“Why would you buy a PC anymore? No really, why would you buy one?” Apple chief executive Tim Cook said in a recent interview with The Telegraph.
He went on to argue that Apple’s new large-screen tablet computer, the iPad Pro, is a replacement for a notebook or a desktop for many people.
“They will start using it and conclude they no longer need to use anything else, other than their phones.”
Cook’s comments were roundly criticised – and rightly so.
While he may be a proponent of the idea that we’re living in a “post-PC era”, the fact is that there are many good reasons someone will prefer a PC over an iPad.
First and foremost, consider the price you pay for the hardware and platform you get.
At $799 for the 32GB Wi-Fi version, even the iPad Pro’s cheapest version is expensive. At R14.30 per USD, that comes to around R11,425, excluding VAT.

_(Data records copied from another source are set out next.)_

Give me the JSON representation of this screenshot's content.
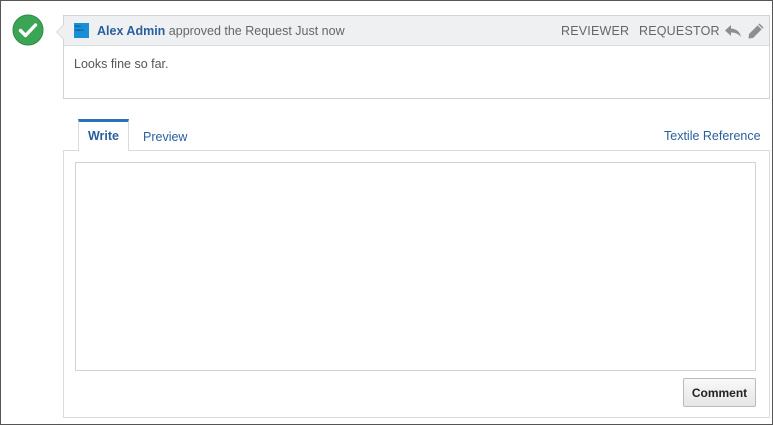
{
  "status": {
    "icon": "check-circle-icon",
    "color": "#3aa655"
  },
  "comment": {
    "avatar_text": "Alex Admin",
    "author": "Alex Admin",
    "action": " approved the Request ",
    "time": "Just now",
    "roles": [
      "REVIEWER",
      "REQUESTOR"
    ],
    "body": "Looks fine so far.",
    "reply_icon": "reply-icon",
    "edit_icon": "pencil-icon"
  },
  "editor": {
    "tabs": [
      "Write",
      "Preview"
    ],
    "active_tab": "Write",
    "help_link": "Textile Reference",
    "textarea_value": "",
    "submit_label": "Comment"
  },
  "colors": {
    "accent": "#2a72b8",
    "link": "#2a5f9e",
    "header_bg": "#eef0f2",
    "avatar_bg": "#1a8fd6"
  }
}
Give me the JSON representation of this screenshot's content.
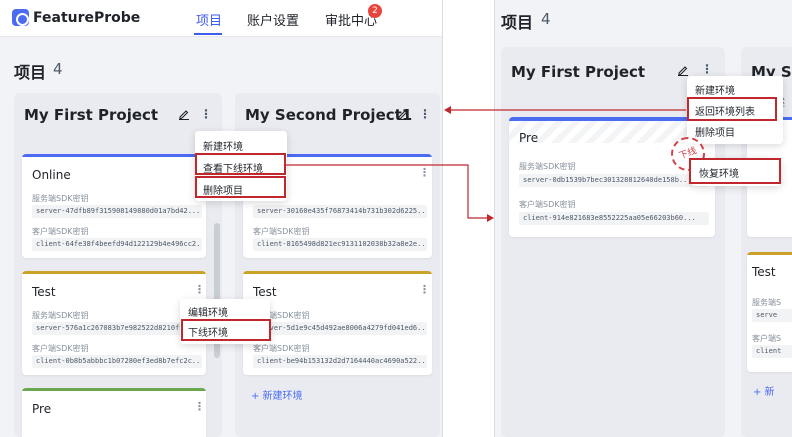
{
  "left": {
    "logo_text": "FeatureProbe",
    "nav": [
      {
        "label": "项目"
      },
      {
        "label": "账户设置"
      },
      {
        "label": "审批中心"
      }
    ],
    "badge_count": "2",
    "page_title": "项目",
    "page_count": "4",
    "projects": [
      {
        "title": "My First Project",
        "envs": [
          {
            "name": "Online",
            "server_label": "服务端SDK密钥",
            "server_key": "server-47dfb89f315908149880d01a7bd42...",
            "client_label": "客户端SDK密钥",
            "client_key": "client-64fe38f4beefd94d122129b4e496cc2..."
          },
          {
            "name": "Test",
            "server_label": "服务端SDK密钥",
            "server_key": "server-576a1c267083b7e982522d8210fb6...",
            "client_label": "客户端SDK密钥",
            "client_key": "client-0b8b5abbbc1b07280ef3ed8b7efc2c..."
          },
          {
            "name": "Pre"
          }
        ]
      },
      {
        "title": "My Second Project1",
        "envs": [
          {
            "name": "Online",
            "server_label": "服务端SDK密钥",
            "server_key": "server-30160e435f76873414b731b302d6225...",
            "client_label": "客户端SDK密钥",
            "client_key": "client-8165498d821ec9131102038b32a8e2e..."
          },
          {
            "name": "Test",
            "server_label": "服务端SDK密钥",
            "server_key": "server-5d1e9c45d492ae8006a4279fd041ed6...",
            "client_label": "客户端SDK密钥",
            "client_key": "client-be94b153132d2d7164440ac4690a522..."
          }
        ],
        "add_env": "+ 新建环境"
      }
    ],
    "project_menu": [
      "新建环境",
      "查看下线环境",
      "删除项目"
    ],
    "env_menu": [
      "编辑环境",
      "下线环境"
    ]
  },
  "right": {
    "page_title": "项目",
    "page_count": "4",
    "project_title": "My First Project",
    "project_title_2": "My Se",
    "project_menu": [
      "新建环境",
      "返回环境列表",
      "删除项目"
    ],
    "env": {
      "name": "Pre",
      "server_label": "服务端SDK密钥",
      "server_key": "server-0db1539b7bec301328812640de158b...",
      "client_label": "客户端SDK密钥",
      "client_key": "client-914e821683e8552225aa05e66203b60..."
    },
    "stamp_text": "下线",
    "restore_label": "恢复环境",
    "side_partial": {
      "ne": "ne",
      "test": "Test",
      "server_label": "服务端S",
      "server_key": "serve",
      "client_label": "客户端S",
      "client_key": "client",
      "add": "+ 新",
      "shu": "述"
    }
  },
  "colors": {
    "accent": "#3e5cf0",
    "online_bar": "#4a6bf2",
    "test_bar": "#c9a227",
    "pre_bar": "#6aa84f",
    "highlight": "#c0282e"
  }
}
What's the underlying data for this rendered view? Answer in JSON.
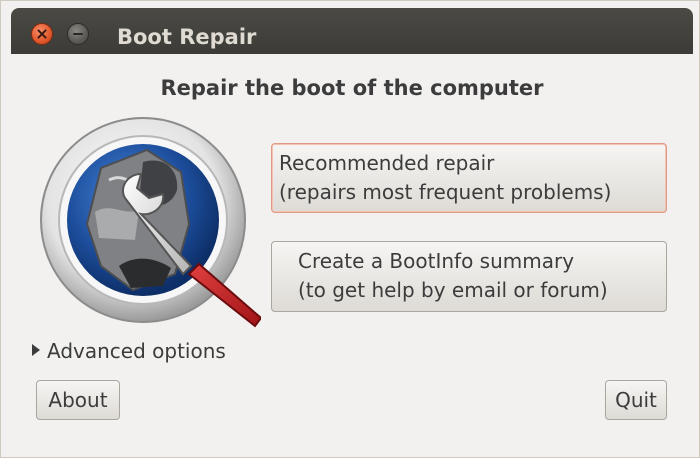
{
  "window": {
    "title": "Boot Repair"
  },
  "main": {
    "heading": "Repair the boot of the computer",
    "recommended_repair": {
      "line1": "Recommended repair",
      "line2": "(repairs most frequent problems)"
    },
    "bootinfo_summary": {
      "line1": "Create a BootInfo summary",
      "line2": "(to get help by email or forum)"
    },
    "advanced_options_label": "Advanced options"
  },
  "footer": {
    "about_label": "About",
    "quit_label": "Quit"
  },
  "colors": {
    "titlebar": "#3c3b37",
    "title_text": "#dfdbd2",
    "window_bg": "#f2f1f0",
    "close_button": "#e35a2f",
    "focus_border": "#e09a83",
    "wrench_handle": "#c8282a"
  },
  "icons": {
    "close": "close-icon",
    "minimize": "minimize-icon",
    "logo": "boot-repair-logo",
    "expander": "expander-arrow-icon"
  }
}
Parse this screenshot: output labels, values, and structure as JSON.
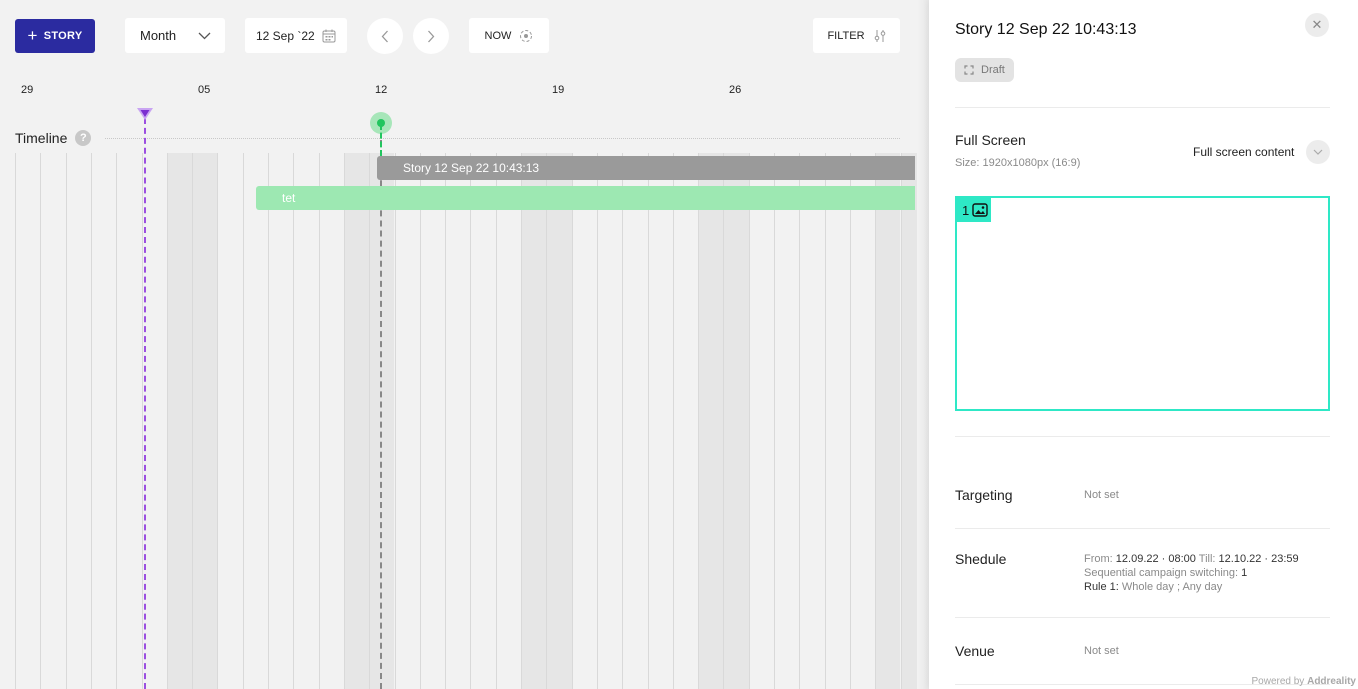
{
  "toolbar": {
    "story_label": "STORY",
    "view_mode": "Month",
    "date": "12 Sep `22",
    "now_label": "NOW",
    "filter_label": "FILTER"
  },
  "timeline": {
    "label": "Timeline",
    "week_labels": [
      "29",
      "05",
      "12",
      "19",
      "26"
    ],
    "bars": {
      "story": "Story 12 Sep 22 10:43:13",
      "tet": "tet"
    }
  },
  "colors": {
    "primary": "#2b2ba0",
    "marker": "#9b4fe0",
    "now": "#22c55e",
    "story_bar": "#9a9a9a",
    "tet_bar": "#9de8b2",
    "zone": "#2ee8c6"
  },
  "panel": {
    "title": "Story 12 Sep 22 10:43:13",
    "status": "Draft",
    "full_screen": {
      "title": "Full Screen",
      "size": "Size: 1920x1080px (16:9)",
      "content_select": "Full screen content",
      "zone_number": "1"
    },
    "targeting": {
      "label": "Targeting",
      "value": "Not set"
    },
    "schedule": {
      "label": "Shedule",
      "from_label": "From:",
      "from_value": "12.09.22 · 08:00",
      "till_label": "Till:",
      "till_value": "12.10.22 · 23:59",
      "switching_label": "Sequential campaign switching:",
      "switching_value": "1",
      "rule_label": "Rule 1:",
      "rule_value": "Whole day ;   Any day"
    },
    "venue": {
      "label": "Venue",
      "value": "Not set"
    },
    "powered_label": "Powered by",
    "powered_brand": "Addreality"
  }
}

Even if we ignore sales taxes and duties, at that price you can get a decent laptop computer with an Intel i5 or equivalent processor, 4 to 8GB of RAM, 1TB of mechanical storage, and a basic discrete graphics card.
Apps / open ecosystem
There is also something to be said for the differences in software on PCs and mobile devices.
In addition to some apps only being available on certain platforms, certain applications run better on a specific kind of device.
When I’ve got a large, multi-tab spreadsheet open along with 15 tabs in my web browser, my e-mail client, and multiple instant messaging clients that I’m constantly switching between, give me a PC any day.
The price tag on iDevices also includes your free entry into Apple’s walled garden. While this affords you a level of security, it also means asking “Mother, may I” whenever you want to run anything on your device.
Open architecture – upgradability and repairability
Buying an iPad, or any tablet PC for that matter, also trades open architecture against features such as size, weight, and battery life.
This means you won’t be able to upgrade or replace broken components.
PCs also offer standard connectors such as USB and HDMI, whereas an iDevice requires that you buy Apple-sanctioned adaptors to connect it to external drives and screens.
What do you need from your general-purpose computing device?
Tablet PCs offer good performance with hardware that sips at the battery so it can go for hours without charging.
Those who need a rigid frame when there isn’t a convenient surface to put their mobile computer on may decide an iPad is not the best option for them, though.
Why would you buy a PC anymore?
In short: because mobile devices and operating systems still don’t offer everything everyone needs from a general-purpose computing device, and maybe they never will.
Maybe they don’t need to, either.
The PC as we know it might be in decline, but it will continue to evolve as devices such as smartphones and tablets overtake it as the mainstream personal computer.